BTree Index
BTree Index utilizes the B-Tree data structure. The size of the index increases as the number of unique values in the column increases.
Filtering
- BTree Index is used on coordinator for filtering splits during scheduling
Selecting column for BTree Index
BTree Index works on columns that have high cardinality (i.e. unique values), such as an ID column, additionally it requires that the table be partitioned, e.g. by date.
When selecting between BTree Index, the following should be considered:
- Bloom index only supports
=
- Btree index requires the table to be partitioned
- Bloom index is probabilistic, whereas Btree index is deterministic. This means Btree will perform better filtering.

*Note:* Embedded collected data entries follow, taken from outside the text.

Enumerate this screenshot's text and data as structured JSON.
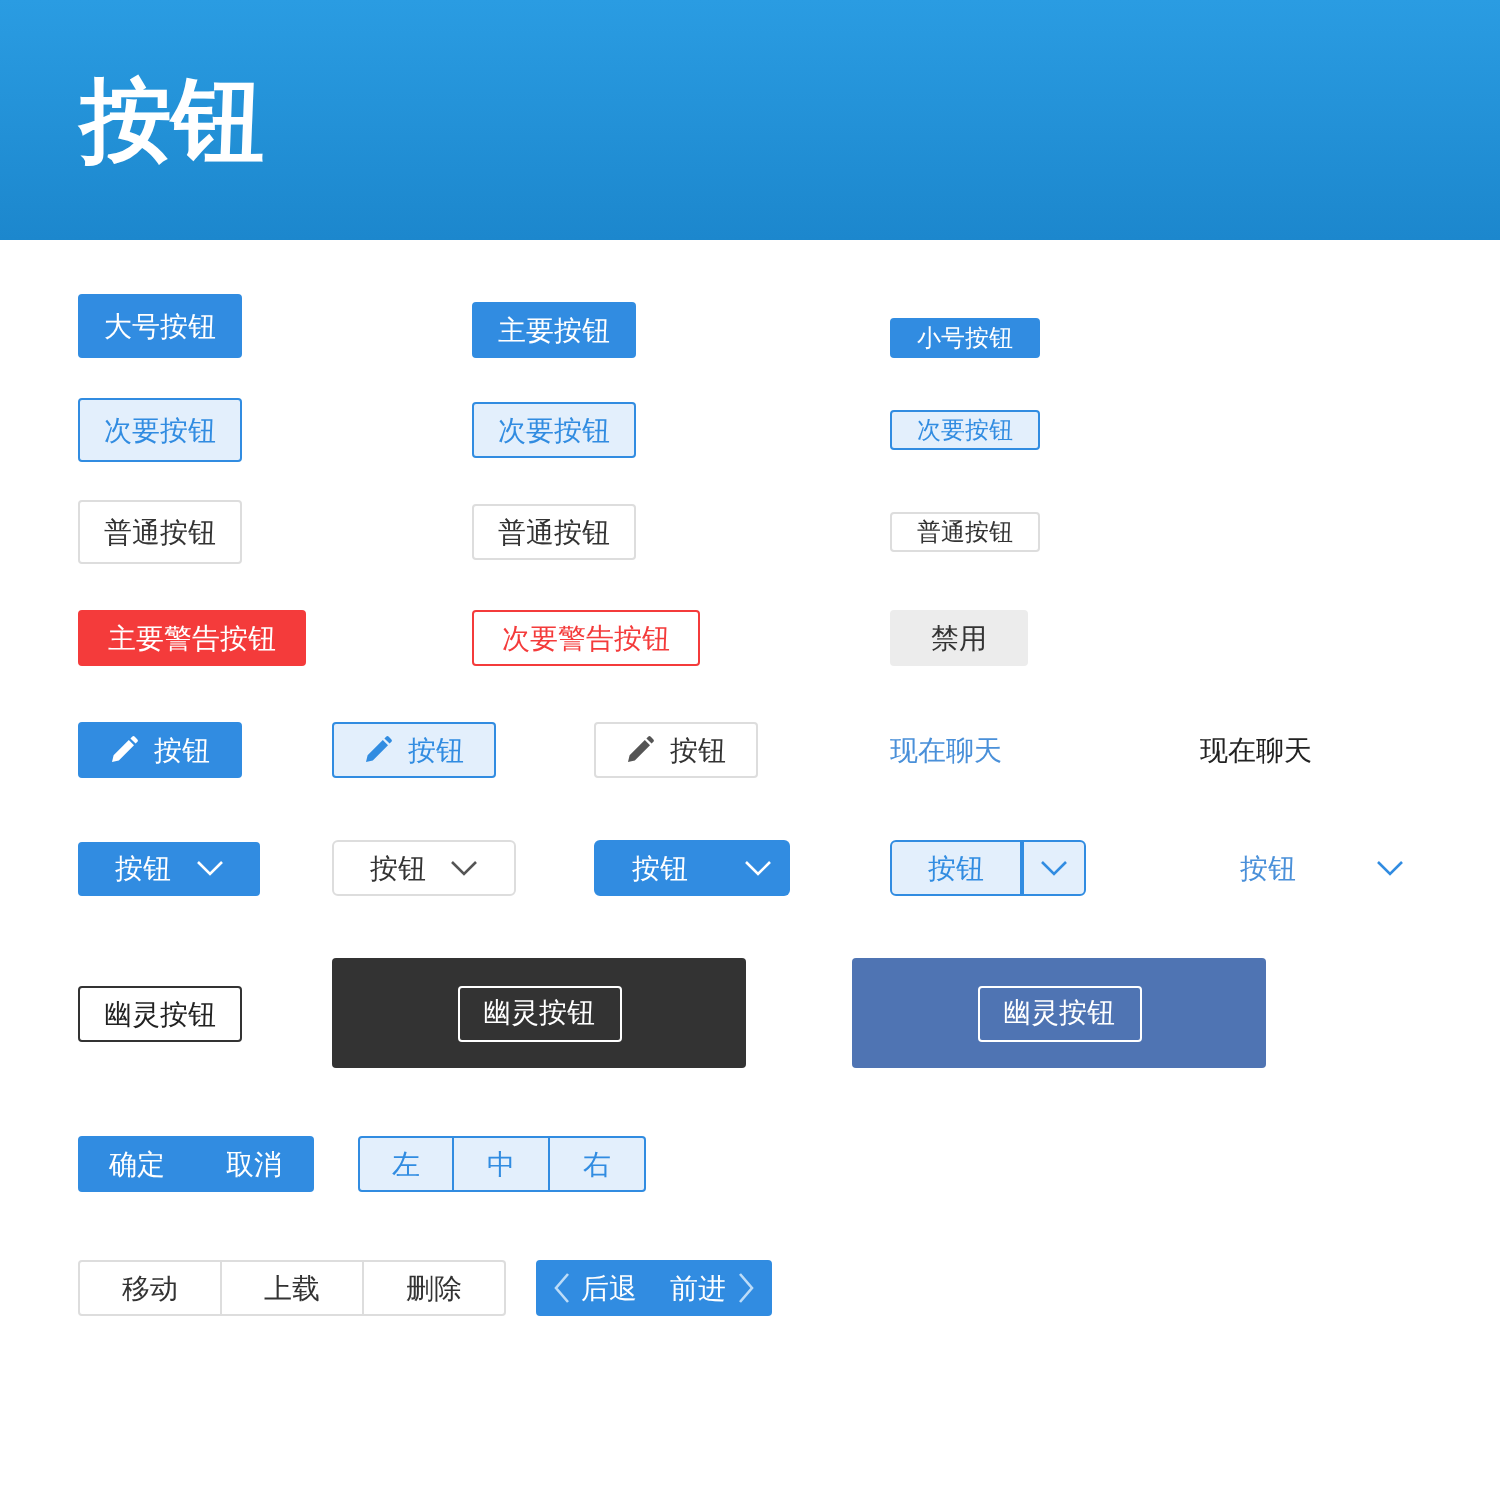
{
  "header": {
    "title": "按钮"
  },
  "rows": [
    {
      "items": [
        {
          "label": "大号按钮"
        },
        {
          "label": "主要按钮"
        },
        {
          "label": "小号按钮"
        }
      ]
    },
    {
      "items": [
        {
          "label": "次要按钮"
        },
        {
          "label": "次要按钮"
        },
        {
          "label": "次要按钮"
        }
      ]
    },
    {
      "items": [
        {
          "label": "普通按钮"
        },
        {
          "label": "普通按钮"
        },
        {
          "label": "普通按钮"
        }
      ]
    },
    {
      "items": [
        {
          "label": "主要警告按钮"
        },
        {
          "label": "次要警告按钮"
        },
        {
          "label": "禁用"
        }
      ]
    },
    {
      "items": [
        {
          "label": "按钮"
        },
        {
          "label": "按钮"
        },
        {
          "label": "按钮"
        },
        {
          "label": "现在聊天"
        },
        {
          "label": "现在聊天"
        }
      ]
    },
    {
      "items": [
        {
          "label": "按钮"
        },
        {
          "label": "按钮"
        },
        {
          "label": "按钮"
        },
        {
          "label": "按钮"
        },
        {
          "label": "按钮"
        }
      ]
    },
    {
      "items": [
        {
          "label": "幽灵按钮"
        },
        {
          "label": "幽灵按钮"
        },
        {
          "label": "幽灵按钮"
        }
      ]
    },
    {
      "items": [
        {
          "buttons": [
            {
              "label": "确定"
            },
            {
              "label": "取消"
            }
          ]
        },
        {
          "buttons": [
            {
              "label": "左"
            },
            {
              "label": "中"
            },
            {
              "label": "右"
            }
          ]
        }
      ]
    },
    {
      "items": [
        {
          "buttons": [
            {
              "label": "移动"
            },
            {
              "label": "上载"
            },
            {
              "label": "删除"
            }
          ]
        },
        {
          "buttons": [
            {
              "label": "后退"
            },
            {
              "label": "前进"
            }
          ]
        }
      ]
    }
  ]
}
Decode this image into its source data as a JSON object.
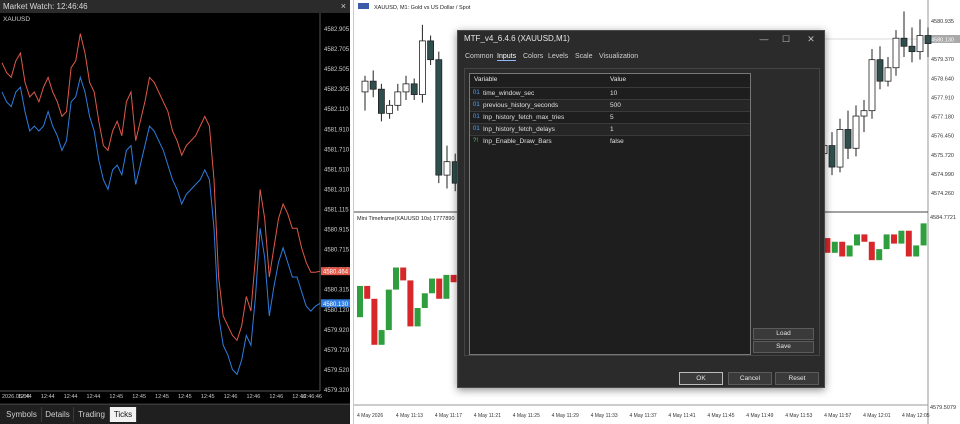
{
  "market_watch": {
    "title": "Market Watch: 12:46:46",
    "close_glyph": "×",
    "symbol": "XAUUSD",
    "price_scale": [
      "4582.905",
      "4582.705",
      "4582.505",
      "4582.305",
      "4582.110",
      "4581.910",
      "4581.710",
      "4581.510",
      "4581.310",
      "4581.115",
      "4580.915",
      "4580.715",
      "4580.515",
      "4580.315",
      "4580.120",
      "4579.920",
      "4579.720",
      "4579.520",
      "4579.320"
    ],
    "ask_label": "4580.464",
    "bid_label": "4580.130",
    "time_labels": [
      "2026.05.04",
      "12:44",
      "12:44",
      "12:44",
      "12:44",
      "12:45",
      "12:45",
      "12:45",
      "12:45",
      "12:45",
      "12:46",
      "12:46",
      "12:46",
      "12:46",
      "12:46:46"
    ],
    "tabs": [
      "Symbols",
      "Details",
      "Trading",
      "Ticks"
    ],
    "active_tab": "Ticks",
    "colors": {
      "ask": "#e0584a",
      "bid": "#2f7de1",
      "background": "#000000"
    },
    "chart_data": {
      "type": "line",
      "series": [
        {
          "name": "Ask",
          "values": [
            4582.6,
            4582.5,
            4582.45,
            4582.62,
            4582.7,
            4582.4,
            4582.25,
            4582.3,
            4582.2,
            4582.35,
            4582.45,
            4582.3,
            4582.2,
            4582.05,
            4582.1,
            4582.55,
            4582.62,
            4582.9,
            4582.7,
            4582.4,
            4582.3,
            4582.0,
            4581.75,
            4581.7,
            4581.9,
            4582.0,
            4581.85,
            4582.2,
            4582.3,
            4581.8,
            4582.0,
            4582.2,
            4582.45,
            4582.4,
            4582.3,
            4582.2,
            4582.1,
            4581.9,
            4581.8,
            4581.65,
            4581.75,
            4581.8,
            4581.85,
            4581.95,
            4582.05,
            4581.95,
            4581.4,
            4580.4,
            4580.0,
            4579.9,
            4579.8,
            4579.75,
            4579.9,
            4580.2,
            4580.05,
            4580.6,
            4581.3,
            4581.0,
            4580.4,
            4580.7,
            4581.0,
            4581.15,
            4581.05,
            4580.9,
            4580.9,
            4580.7,
            4580.55,
            4580.45,
            4580.45,
            4580.46
          ]
        },
        {
          "name": "Bid",
          "values": [
            4582.3,
            4582.2,
            4582.15,
            4582.3,
            4582.35,
            4582.1,
            4581.9,
            4581.95,
            4581.9,
            4581.95,
            4582.1,
            4581.95,
            4581.85,
            4581.7,
            4581.8,
            4582.2,
            4582.25,
            4582.45,
            4582.3,
            4582.05,
            4581.9,
            4581.6,
            4581.4,
            4581.3,
            4581.5,
            4581.55,
            4581.45,
            4581.7,
            4581.75,
            4581.35,
            4581.55,
            4581.75,
            4581.95,
            4581.9,
            4581.8,
            4581.7,
            4581.55,
            4581.4,
            4581.3,
            4581.15,
            4581.25,
            4581.3,
            4581.35,
            4581.4,
            4581.5,
            4581.4,
            4580.9,
            4580.0,
            4579.7,
            4579.6,
            4579.45,
            4579.4,
            4579.55,
            4579.8,
            4579.7,
            4580.2,
            4580.9,
            4580.6,
            4580.0,
            4580.3,
            4580.55,
            4580.7,
            4580.55,
            4580.4,
            4580.4,
            4580.25,
            4580.1,
            4580.05,
            4580.1,
            4580.13
          ]
        }
      ],
      "ylim": [
        4579.25,
        4583.05
      ]
    }
  },
  "main_chart": {
    "title": "XAUUSD, M1:  Gold vs US Dollar / Spot",
    "price_scale": [
      "4580.935",
      "4580.095",
      "4579.370",
      "4578.640",
      "4577.910",
      "4577.180",
      "4576.450",
      "4575.720",
      "4574.990",
      "4574.260"
    ],
    "current_price_label": "4580.130",
    "indicator_title": "Mini Timeframe(XAUUSD 10s) 1777890",
    "indicator_scale_top": "4584.7721",
    "indicator_scale_bottom": "4579.5079",
    "time_labels": [
      "4 May 2026",
      "4 May 11:13",
      "4 May 11:17",
      "4 May 11:21",
      "4 May 11:25",
      "4 May 11:29",
      "4 May 11:33",
      "4 May 11:37",
      "4 May 11:41",
      "4 May 11:45",
      "4 May 11:49",
      "4 May 11:53",
      "4 May 11:57",
      "4 May 12:01",
      "4 May 12:05"
    ],
    "colors": {
      "bull": "#ffffff",
      "bear": "#2f4f4f",
      "ind_bull": "#2e9e3e",
      "ind_bear": "#d8272b"
    },
    "chart_data": {
      "type": "candlestick",
      "y_unit": "price",
      "ylim": [
        4573.9,
        4581.5
      ],
      "candles_left": [
        {
          "o": 4578.3,
          "h": 4578.9,
          "l": 4577.6,
          "c": 4578.7
        },
        {
          "o": 4578.7,
          "h": 4579.1,
          "l": 4578.1,
          "c": 4578.4
        },
        {
          "o": 4578.4,
          "h": 4578.6,
          "l": 4577.2,
          "c": 4577.5
        },
        {
          "o": 4577.5,
          "h": 4578.0,
          "l": 4577.3,
          "c": 4577.8
        },
        {
          "o": 4577.8,
          "h": 4578.6,
          "l": 4577.6,
          "c": 4578.3
        },
        {
          "o": 4578.3,
          "h": 4578.9,
          "l": 4578.0,
          "c": 4578.6
        },
        {
          "o": 4578.6,
          "h": 4578.8,
          "l": 4578.0,
          "c": 4578.2
        },
        {
          "o": 4578.2,
          "h": 4580.8,
          "l": 4577.9,
          "c": 4580.2
        },
        {
          "o": 4580.2,
          "h": 4580.4,
          "l": 4579.3,
          "c": 4579.5
        },
        {
          "o": 4579.5,
          "h": 4579.8,
          "l": 4574.9,
          "c": 4575.2
        },
        {
          "o": 4575.2,
          "h": 4576.3,
          "l": 4574.7,
          "c": 4575.7
        },
        {
          "o": 4575.7,
          "h": 4576.0,
          "l": 4574.6,
          "c": 4574.9
        },
        {
          "o": 4574.9,
          "h": 4575.7,
          "l": 4574.4,
          "c": 4575.4
        }
      ],
      "candles_right": [
        {
          "o": 4576.0,
          "h": 4576.6,
          "l": 4575.6,
          "c": 4576.3
        },
        {
          "o": 4576.3,
          "h": 4576.8,
          "l": 4575.2,
          "c": 4575.5
        },
        {
          "o": 4575.5,
          "h": 4577.3,
          "l": 4575.3,
          "c": 4576.9
        },
        {
          "o": 4576.9,
          "h": 4577.6,
          "l": 4575.8,
          "c": 4576.2
        },
        {
          "o": 4576.2,
          "h": 4577.8,
          "l": 4575.9,
          "c": 4577.4
        },
        {
          "o": 4577.4,
          "h": 4578.0,
          "l": 4576.8,
          "c": 4577.6
        },
        {
          "o": 4577.6,
          "h": 4579.9,
          "l": 4577.3,
          "c": 4579.5
        },
        {
          "o": 4579.5,
          "h": 4580.0,
          "l": 4578.4,
          "c": 4578.7
        },
        {
          "o": 4578.7,
          "h": 4579.6,
          "l": 4578.5,
          "c": 4579.2
        },
        {
          "o": 4579.2,
          "h": 4580.6,
          "l": 4578.9,
          "c": 4580.3
        },
        {
          "o": 4580.3,
          "h": 4581.3,
          "l": 4579.6,
          "c": 4580.0
        },
        {
          "o": 4580.0,
          "h": 4580.7,
          "l": 4579.4,
          "c": 4579.8
        },
        {
          "o": 4579.8,
          "h": 4581.0,
          "l": 4579.5,
          "c": 4580.4
        },
        {
          "o": 4580.4,
          "h": 4580.7,
          "l": 4579.6,
          "c": 4580.1
        }
      ],
      "indicator_bars_left": [
        {
          "o": 0.45,
          "c": 0.62
        },
        {
          "o": 0.62,
          "c": 0.55
        },
        {
          "o": 0.55,
          "c": 0.3
        },
        {
          "o": 0.3,
          "c": 0.38
        },
        {
          "o": 0.38,
          "c": 0.6
        },
        {
          "o": 0.6,
          "c": 0.72
        },
        {
          "o": 0.72,
          "c": 0.65
        },
        {
          "o": 0.65,
          "c": 0.4
        },
        {
          "o": 0.4,
          "c": 0.5
        },
        {
          "o": 0.5,
          "c": 0.58
        },
        {
          "o": 0.58,
          "c": 0.66
        },
        {
          "o": 0.66,
          "c": 0.55
        },
        {
          "o": 0.55,
          "c": 0.68
        },
        {
          "o": 0.68,
          "c": 0.64
        }
      ],
      "indicator_bars_right": [
        {
          "o": 0.92,
          "c": 0.88
        },
        {
          "o": 0.88,
          "c": 0.8
        },
        {
          "o": 0.8,
          "c": 0.86
        },
        {
          "o": 0.86,
          "c": 0.78
        },
        {
          "o": 0.78,
          "c": 0.84
        },
        {
          "o": 0.84,
          "c": 0.9
        },
        {
          "o": 0.9,
          "c": 0.86
        },
        {
          "o": 0.86,
          "c": 0.76
        },
        {
          "o": 0.76,
          "c": 0.82
        },
        {
          "o": 0.82,
          "c": 0.9
        },
        {
          "o": 0.9,
          "c": 0.85
        },
        {
          "o": 0.85,
          "c": 0.92
        },
        {
          "o": 0.92,
          "c": 0.78
        },
        {
          "o": 0.78,
          "c": 0.84
        },
        {
          "o": 0.84,
          "c": 0.96
        }
      ]
    }
  },
  "dialog": {
    "title": "MTF_v4_6.4.6 (XAUUSD,M1)",
    "minimize_glyph": "—",
    "maximize_glyph": "☐",
    "close_glyph": "✕",
    "tabs": [
      "Common",
      "Inputs",
      "Colors",
      "Levels",
      "Scale",
      "Visualization"
    ],
    "active_tab": "Inputs",
    "columns": {
      "variable": "Variable",
      "value": "Value"
    },
    "rows": [
      {
        "icon": "01",
        "variable": "time_window_sec",
        "value": "10"
      },
      {
        "icon": "01",
        "variable": "previous_history_seconds",
        "value": "500"
      },
      {
        "icon": "01",
        "variable": "Inp_history_fetch_max_tries",
        "value": "5"
      },
      {
        "icon": "01",
        "variable": "Inp_history_fetch_delays",
        "value": "1"
      },
      {
        "icon": "?!",
        "variable": "Inp_Enable_Draw_Bars",
        "value": "false"
      }
    ],
    "load_label": "Load",
    "save_label": "Save",
    "ok_label": "OK",
    "cancel_label": "Cancel",
    "reset_label": "Reset"
  }
}
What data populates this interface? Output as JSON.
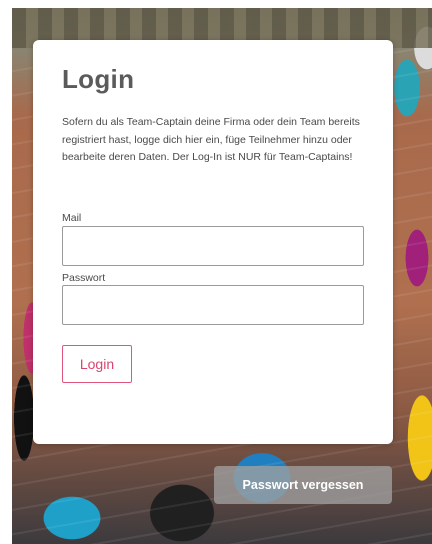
{
  "login": {
    "title": "Login",
    "intro": "Sofern du als Team-Captain deine Firma oder dein Team bereits registriert hast, logge dich hier ein, füge Teilnehmer hinzu oder bearbeite deren Daten. Der Log-In ist NUR für Team-Captains!",
    "mail_label": "Mail",
    "mail_value": "",
    "password_label": "Passwort",
    "password_value": "",
    "login_button": "Login"
  },
  "forgot_password_button": "Passwort vergessen",
  "colors": {
    "accent": "#d9456f",
    "title": "#5b5b5b",
    "forgot_button_bg": "#a0a0a0"
  }
}
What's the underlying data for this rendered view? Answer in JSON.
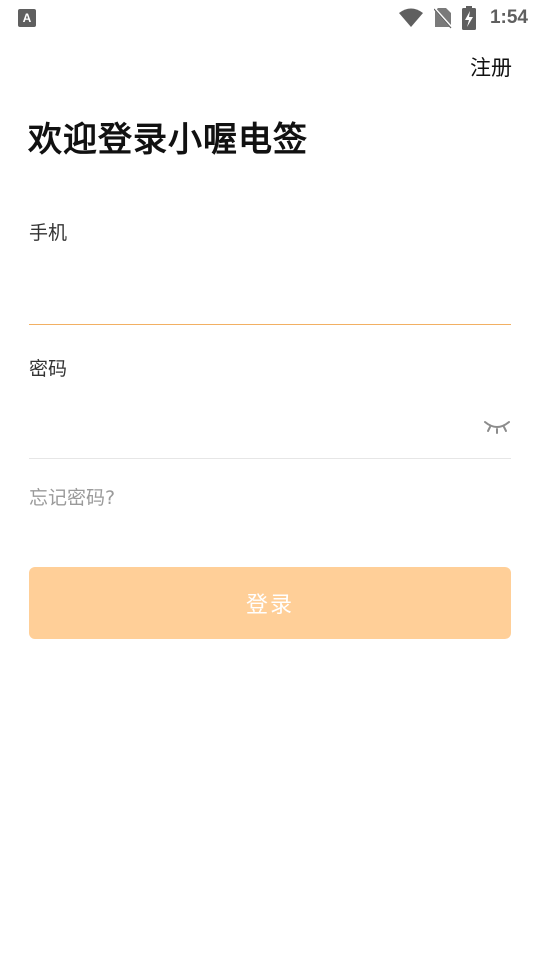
{
  "status_bar": {
    "left_icon": "keyboard-a-icon",
    "left_icon_text": "A",
    "icons": [
      "wifi-icon",
      "no-sim-icon",
      "battery-charging-icon"
    ],
    "time": "1:54"
  },
  "header": {
    "register_label": "注册"
  },
  "title": "欢迎登录小喔电签",
  "form": {
    "phone": {
      "label": "手机",
      "value": "",
      "placeholder": ""
    },
    "password": {
      "label": "密码",
      "value": "",
      "placeholder": "",
      "visibility_icon": "eye-closed-icon"
    },
    "forgot_label": "忘记密码?",
    "login_label": "登录"
  },
  "colors": {
    "accent_line": "#f2b063",
    "button_bg": "#ffcf98",
    "muted_text": "#9a9a9a",
    "divider": "#e6e6e6"
  }
}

- Btree index size will be larger than Bloom index
Supported operators
= Equality
> Greater than
>= Greater than or equal
< Less than
<= Less than or equal
BETWEEN Between range
IN IN set
Supported column types
"integer", "smallint", "bigint", "tinyint", "varchar", "real", "date"
Examples
Creating index:
create index idx using btree on hive.hindex.orders (orderid) with (level=partition) where orderDate='01-10-2020' ;
create index idx using btree on hive.hindex.orders (orderid) with (level=partition) where orderDate in ('01-10-2020', '01-10-2020');
- assuming orders table is partitioned on
orderDate
; table must be partitioned
Using index:
select * from hive.hindex.orders where orderid=12345
select * from hive.hindex.orders where orderid>12345
select * from hive.hindex.orders where orderid<12345
select * from hive.hindex.orders where orderid>=12345
select * from hive.hindex.orders where orderid<=12345
select * from hive.hindex.orders where orderid between (10000, 20000)
select * from hive.hindex.orders where orderid in (12345, 7890)